And finally, remember that Koei’s oriental epics have never really filled the screen with convincing extras. If you looked around on the battlefield all you could see were soldiers giving each other timid pokes with the point of a spear – like schoolboys spoiling for a fight but half hoping that teacher will come out and put a stop to it all beforehand. Not so in Spartan. There’s carnage everywhere you look; your fellow Spartans giving as good as they get against the Roman hordes; leering legionnaires trying to slice up escaped prisoners; lumbering giants piling into your armoured comrades. Spartan does two things brilliantly: make you feel part of a vicious, desperate battle, but also make you feel like you’re the most terrifying thing out there on the field. What more could you ask for?

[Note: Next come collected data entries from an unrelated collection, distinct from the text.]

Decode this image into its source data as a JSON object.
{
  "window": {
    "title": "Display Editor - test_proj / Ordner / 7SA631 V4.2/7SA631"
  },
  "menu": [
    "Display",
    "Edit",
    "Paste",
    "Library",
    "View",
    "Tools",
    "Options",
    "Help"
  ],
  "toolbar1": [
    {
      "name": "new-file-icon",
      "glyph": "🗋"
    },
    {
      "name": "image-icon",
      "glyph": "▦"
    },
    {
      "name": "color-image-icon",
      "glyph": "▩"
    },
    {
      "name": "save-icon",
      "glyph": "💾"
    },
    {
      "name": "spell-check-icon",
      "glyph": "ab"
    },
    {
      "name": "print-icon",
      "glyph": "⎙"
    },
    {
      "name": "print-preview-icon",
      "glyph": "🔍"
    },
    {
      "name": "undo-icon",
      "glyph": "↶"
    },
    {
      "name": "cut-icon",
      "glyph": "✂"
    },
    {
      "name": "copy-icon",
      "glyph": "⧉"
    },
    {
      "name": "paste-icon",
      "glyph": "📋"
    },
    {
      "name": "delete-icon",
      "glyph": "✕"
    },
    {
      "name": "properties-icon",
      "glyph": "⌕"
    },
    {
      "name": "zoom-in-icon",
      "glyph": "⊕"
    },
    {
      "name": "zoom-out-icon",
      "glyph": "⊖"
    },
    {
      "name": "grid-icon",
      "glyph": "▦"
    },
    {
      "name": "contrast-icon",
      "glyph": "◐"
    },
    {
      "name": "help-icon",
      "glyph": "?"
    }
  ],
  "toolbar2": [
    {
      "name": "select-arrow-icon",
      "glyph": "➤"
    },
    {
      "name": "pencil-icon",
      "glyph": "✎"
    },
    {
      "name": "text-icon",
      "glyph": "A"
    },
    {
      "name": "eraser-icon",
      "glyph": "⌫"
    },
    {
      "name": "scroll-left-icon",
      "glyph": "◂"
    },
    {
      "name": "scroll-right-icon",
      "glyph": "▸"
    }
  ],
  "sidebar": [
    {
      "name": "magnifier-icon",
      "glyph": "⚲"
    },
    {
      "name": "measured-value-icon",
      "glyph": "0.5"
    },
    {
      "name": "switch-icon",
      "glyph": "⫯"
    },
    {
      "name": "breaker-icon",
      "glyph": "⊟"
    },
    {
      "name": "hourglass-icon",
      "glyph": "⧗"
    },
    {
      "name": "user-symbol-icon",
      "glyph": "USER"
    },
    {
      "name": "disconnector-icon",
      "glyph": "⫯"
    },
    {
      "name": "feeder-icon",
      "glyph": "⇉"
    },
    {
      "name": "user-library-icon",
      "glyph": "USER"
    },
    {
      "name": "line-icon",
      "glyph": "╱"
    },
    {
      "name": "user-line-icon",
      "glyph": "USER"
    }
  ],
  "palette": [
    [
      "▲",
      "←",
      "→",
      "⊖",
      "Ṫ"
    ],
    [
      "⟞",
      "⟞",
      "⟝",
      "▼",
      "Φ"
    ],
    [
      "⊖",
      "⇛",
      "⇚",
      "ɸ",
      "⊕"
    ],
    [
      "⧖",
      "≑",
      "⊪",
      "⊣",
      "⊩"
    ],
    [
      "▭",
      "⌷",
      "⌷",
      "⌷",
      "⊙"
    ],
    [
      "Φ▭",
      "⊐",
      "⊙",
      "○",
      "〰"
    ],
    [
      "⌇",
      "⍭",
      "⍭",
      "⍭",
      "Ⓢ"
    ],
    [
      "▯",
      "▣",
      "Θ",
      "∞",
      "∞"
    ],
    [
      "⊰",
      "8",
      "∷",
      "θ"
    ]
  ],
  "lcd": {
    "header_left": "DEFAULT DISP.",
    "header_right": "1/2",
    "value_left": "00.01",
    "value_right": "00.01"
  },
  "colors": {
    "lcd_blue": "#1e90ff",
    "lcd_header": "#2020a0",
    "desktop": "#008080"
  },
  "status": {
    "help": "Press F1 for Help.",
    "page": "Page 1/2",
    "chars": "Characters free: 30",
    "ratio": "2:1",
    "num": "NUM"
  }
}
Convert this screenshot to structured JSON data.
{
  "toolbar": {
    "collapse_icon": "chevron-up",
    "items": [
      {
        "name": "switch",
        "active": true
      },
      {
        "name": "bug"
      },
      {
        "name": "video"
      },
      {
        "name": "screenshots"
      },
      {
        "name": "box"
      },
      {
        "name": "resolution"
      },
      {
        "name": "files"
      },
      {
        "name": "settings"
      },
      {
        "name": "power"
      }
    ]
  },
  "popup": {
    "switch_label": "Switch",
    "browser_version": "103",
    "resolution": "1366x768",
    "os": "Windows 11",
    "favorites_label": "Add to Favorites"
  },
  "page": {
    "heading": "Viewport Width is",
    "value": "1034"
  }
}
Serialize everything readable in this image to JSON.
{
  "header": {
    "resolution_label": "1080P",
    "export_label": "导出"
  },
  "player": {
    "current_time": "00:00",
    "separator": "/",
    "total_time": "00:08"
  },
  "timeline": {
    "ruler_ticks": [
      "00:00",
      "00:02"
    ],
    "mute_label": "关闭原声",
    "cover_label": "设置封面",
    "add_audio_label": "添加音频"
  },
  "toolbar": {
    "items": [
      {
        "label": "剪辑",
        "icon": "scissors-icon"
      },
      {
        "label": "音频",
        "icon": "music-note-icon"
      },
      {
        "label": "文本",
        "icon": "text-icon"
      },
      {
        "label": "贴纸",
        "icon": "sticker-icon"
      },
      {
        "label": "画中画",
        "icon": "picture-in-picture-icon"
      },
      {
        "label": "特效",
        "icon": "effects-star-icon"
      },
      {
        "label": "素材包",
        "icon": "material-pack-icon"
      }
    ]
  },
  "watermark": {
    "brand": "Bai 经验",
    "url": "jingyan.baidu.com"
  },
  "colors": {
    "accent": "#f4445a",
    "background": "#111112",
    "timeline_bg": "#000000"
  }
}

Well, there are a couple of things. First, the game falls down occasionally when it comes to boss battles, making them either ridiculously easy or stupidly hard. One scrap had me creamed in seconds every time until I realised that the best strategy was a ludicrous mix of comic running away and sneaky power-up kills. Secondly, some objectives are a major source of frustration. The full-on combat makes Spartan challenging enough, in a “think seriously about turning the difficulty level down” sort of way. When your escaped prisoners seem hell-bent on running panicked towards the nearest murderous Roman, it only makes it that much harder. Falling victim to a lucky swipe that sends you tumbling off a nearby precipice is no picnic, either. For the most part, Spartan has sensible checkpoints and a tough but fair difficulty curve, but when it does misjudge things, it misjudges them badly.
However, the game’s saving grace is always what saved those Hollywood epics: sheer, gobsmacking spectacle. This isn’t a game of intricate detail and masterful art direction, but you can’t help but be amazed by the numbers of troops on screen at any one time – one thing it has in common with the Total War series that sired it. And from the lovely faux HDRI effect used on sun-drenched battlefields to the great slow-mo effect when you execute a killer combo, it gives you plenty of eye candy to marvel at. With its violent sound effects, pounding score and awesome scale, Spartan comes close to God of War for cinematic effect, and while Sony’s effort is probably the more versatile and entertaining game, you can’t really fault The Creative Assembly for not quite equalling a masterpiece. It’s a great, bloody slab of solid action, and one you really shouldn’t miss out on.
If you want to hew your way through packed battlefields, this is the best swords and sandals epic since Gladiator.